I ignored his advice and fought mightily against the bindings so I could break free and strangle him. I wanted to wrap my hands around his neck and watch his head bloat as his last breath escaped. But Umbra was right; there was no give in the ropes that held me.œ
* * *
A drop of sweat rolled down Umbra’s forehead, slid down the ridge of his nose, and dropped on my face. He moved closer, his mouth near my ear. “There’s very little time, now. Pay attention because this will be your only instruction. You saw the carnage on the ride here—the sacked villages and burning bodies. All of that and more are manifestations of the Vizier’s anger since you were caught with his daughter. He struck a long-simmering bargain with the Danjeres Islands and sent Oshana away by an armada. Then he took out his anger on those he suspected of rejoicing at his disgrace. He has destroyed entire communities, and hasn’t spared women or children. I don’t believe he’s finished, either. His actions must be stopped and reversed. Even I can see that, and that’s why I’ve risked everything today. I’m loyal to the Vizier, but he has gone too far. But here, you are safe.
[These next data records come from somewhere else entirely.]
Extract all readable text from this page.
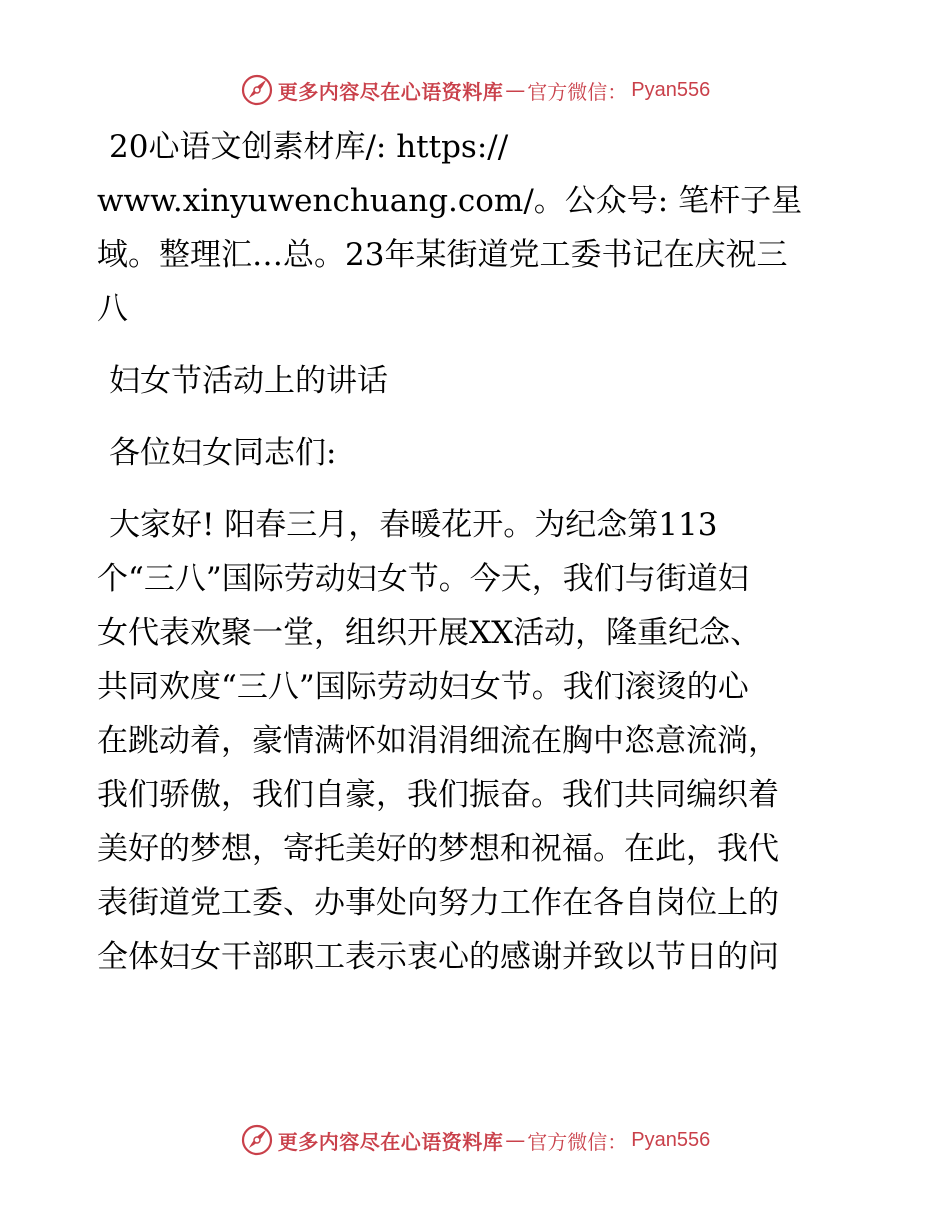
更多内容尽在心语资料库 — 官方微信： Pyan556

20心语文创素材库/: https://

www.xinyuwenchuang.com/。公众号: 笔杆子星

域。整理汇…总。23年某街道党工委书记在庆祝三

八

妇女节活动上的讲话

各位妇女同志们:

大家好! 阳春三月，春暖花开。为纪念第113

个“三八”国际劳动妇女节。今天，我们与街道妇

女代表欢聚一堂，组织开展XX活动，隆重纪念、

共同欢度“三八”国际劳动妇女节。我们滚烫的心

在跳动着，豪情满怀如涓涓细流在胸中恣意流淌，

我们骄傲，我们自豪，我们振奋。我们共同编织着

美好的梦想，寄托美好的梦想和祝福。在此，我代

表街道党工委、办事处向努力工作在各自岗位上的

全体妇女干部职工表示衷心的感谢并致以节日的问

更多内容尽在心语资料库 — 官方微信： Pyan556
And here, you can make amends.”
“What are you talking about?” I said.
“The Walapai,” he said. “This race. They live below ground. They’ve been here long before us, before the ants, before recorded time. They have allowed us the freedom to build and govern, but now they are intervening because of the Vizier. Their power is immense and unfathomable, yet rarely used. But today, now, they will employ it. They are sending you back to undo the damage you have caused.”
“Back in time to before you kissed Oshana. You must stop yourself—your other self—from getting close to her. Things must return to normal, or the thousands that have died will continue to burn for eternity. You have a responsibility to do this, Den.”
My head was spinning. Back in time? To stop me from kissing Oshana? This was crazy.
“It’s up to you,” said Umbra. Put an end to this carnage. Turn back the clock.”
“Stop yourself from embracing Oshana,” he said. “You can’t love her. Or our land will die again. When you get there, when you find yourself in pretime, look for me. Tell me everything. Perhaps I’ll listen and believe you, and help you. I pray I will. Do you understand what I’ve told you?”
“Then God save us,” said Umbra.
* * *
Umbra and the others moved away as the foot of the table folded down to bring me upright. Two of the Walapai left the group and began to ascend the closest set of steps, climbing high in the arena. A little more than halfway up they followed the rows of books to the right until they zeroed in on one book that looked like all the others. They removed it and held it cooperatively, each seeming to ensure the other didn’t drop it. They carried it as if it were a precious antiquity. They came slowly down the steps and over to me, where they made a great show of presenting it and opening the pages.
Only it wasn’t a book—it was a hinged box that opened to reveal scores of tiny glass vials filled with a very dark fluid. It was the darkness of blood.
A Walapai stepped forward. He appeared taller and stronger than the others, perhaps older. He wore a sash of sharp pointed spikes. In a sonorous, brooding voice that almost sounded like music, he said, “Old Blood.” He reached into the box and removed a single vial. “Old Blood,” he said. “Your blood.” He produced a strange looking syringe device constructed of molded sand and metal. It bore a thick spiral needle. He inserted the vial into the device. “This is your blood donation from a time shortly before the event, Den. Choose your actions wisely.”
All of the Walapai came close, surrounding me. The needle was inserted into my left arm, high on the shoulder, turning, twisting inside of me. I remember the pain and a quick flash of nausea—then only a heavy darkness that vibrated far in the distance.